Knill-Laflamme condition and requirements for error correction

Question

Suppose we have a stabilizer group $\mathcal{M}$, the Knill-Laflamme condition for error correction states

An error with Kraus operators $\{E_k\}$ is correctable if either $$E^\dagger_kE_l\in\mathcal{M}\quad\forall\, k,l $$ or there exists $M\in\mathcal{M}$ such that $$\{M,E_k^\dagger E_l\}=0\quad\forall \,k,l $$

I really don't understand how either of these conditions being true helps us correct errors. Every source I can find then goes on and talks about if an error $E$ occurs that anticommutes with some $M$, then

$$ME|\psi\rangle=-E|\psi\rangle $$

so we measure $-1$ for $M$ and hence we can correct $E$. But I fail to see how this is what the condition is talking about, $E$ here seems to be some unitary and $M$ anticommutes with it, while the condition talks about Kraus operators and $M$ anticommuting with products of them, if the error of the condition occurs I expect a transformation like

$$\rho=|\psi\rangle\langle \psi|\rightarrow\rho'=\sum_k E_k|\psi\rangle\langle\psi|E_k^\dagger $$

Which in general cannot be expressed as $E|\psi\rangle$ for some unitary $E$. Moreover, in this case I cannot see how $M$ anticommuting with $E_k^\dagger E_k$ helps us correcting the error, or for that matter how $E_k^\dagger E_l$ being in $\mathcal{M}$ helps.

How can I see how the conditions allow us to detect and correct errors?

Answer 1

I believe that this is actually two separate questions; I'll try to explain the issue concerning errors as channels with multiple Kraus operators instead of unitaries first:

You are correct in saying that errors, in general, are not unitary operations. Rather, they are quantum channels that most often have more than 1 Kraus operators. Consider, for instance, the dephasing channel, which has Kraus operators:

\begin{equation} A_{1} = \sqrt{1-p}I, A_{2} = \sqrt{p}Z \end{equation} i.e. some channel that does nothing with probability $1-p$ and applies a $Z$ operation that is applied with probability $p$.

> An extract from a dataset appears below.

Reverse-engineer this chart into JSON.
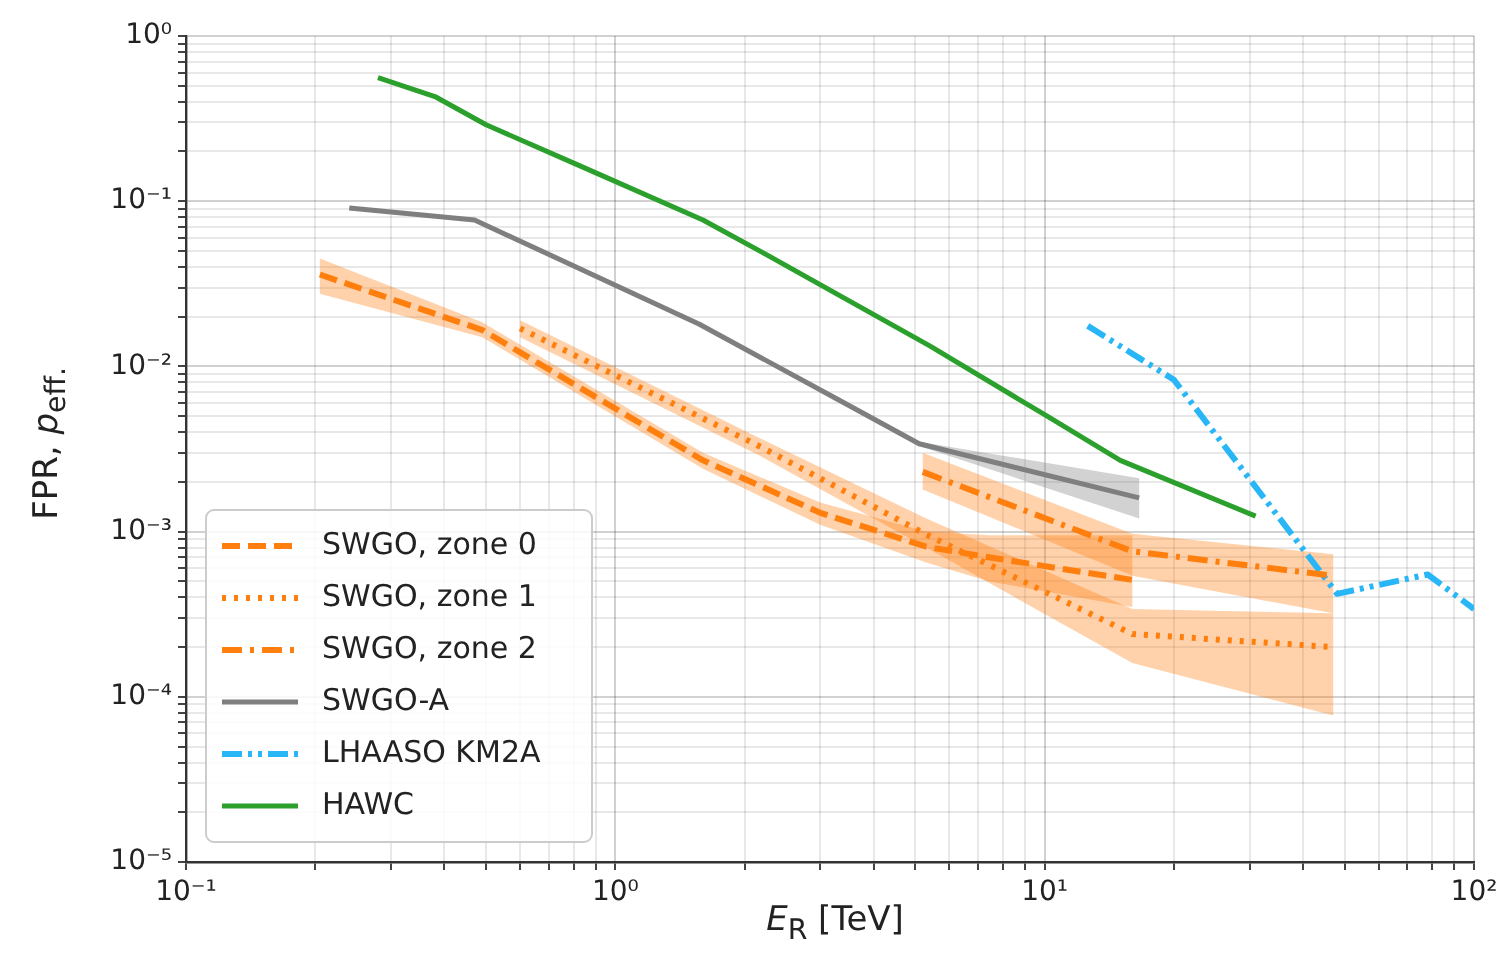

If we start with some pure state $|\psi\rangle\langle\psi|$, after this channel we will have some statistical mixture $\rho$ of $I|\psi\rangle\langle\psi|I$ and $Z|\psi\rangle\langle\psi|Z^{\dagger}$. How can we ever happen to correct this?

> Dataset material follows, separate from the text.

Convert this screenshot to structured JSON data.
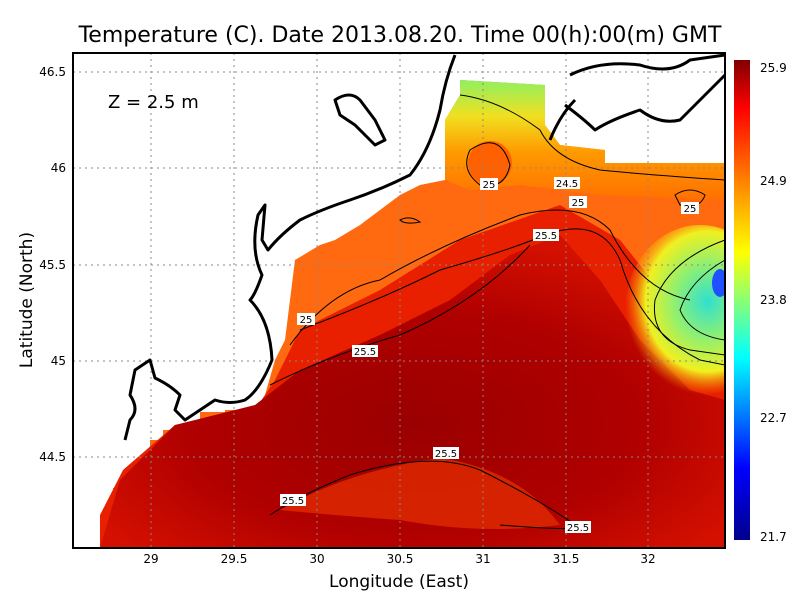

The trick is to measure (for instance, by stabilizer measurement) if an error has happened. Lets say that we have entangled the qubit with another qubit (the ancilla) in such a way that the ancilla is in the $|1\rangle$ state when a $Z$ error/unitary has happened, whereas it is in the $|0\rangle$ state when nothing (i.e. $I$) has happened. What does our state look like before measurement?. Well:

\begin{equation} \rho_{total} = (1-p)I|\psi\rangle\langle\psi|I \otimes |0\rangle_{anc} + pZ|\psi\rangle\langle\psi|Z^{\dagger} \otimes |1\rangle_{anc}. \end{equation}

Now comes the trick: we only measure the ancilla. Upon this measurement, our (data) qubit state collapses to either $I|\psi\rangle$ or $Z|\psi\rangle$. By measuring the (possible) error, we have forced it to discretise itself into a unitary error! If our code is actually well designed, we can now infer from only the ancilla measurements (called the error syndrome) if, and what kind of error there happed.

Now, on to the first part: we can always write any set of Kraus operators as a linear combination of unitaries; for simplicity we always use the Paulis. If our code can correct these Paulis, it can also correct any linear combination of these Paulis (because measuring if anything happened discretises the error into these Paulis. So we don't need to keep track of all possible (literally uncountably many) different Kraus operations, but only a (relatively) small discrete set of Paulis (or other unitaries if you want to)!

Can we then correct all errors? No, unfortunately not. We can never, with one stabilizer code, correct for all different Paulis, but only a subset $\mathcal{E}$, called the set of correctable errors. So if (at least) one of our Kraus operators can't be written as a linear combination of only elements of $\mathcal{E}$, we can't correct for that Kraus operator.

The conditions you use for QECC's are a bit finicky I believe; the first one is (somewhat) like the actual Knill-LaFlamme conditions, the other one only applies to the (subclass) of stabilizer codes (although most people only consider these types of codes). Also, I don't think it matters very much concerning your confusion.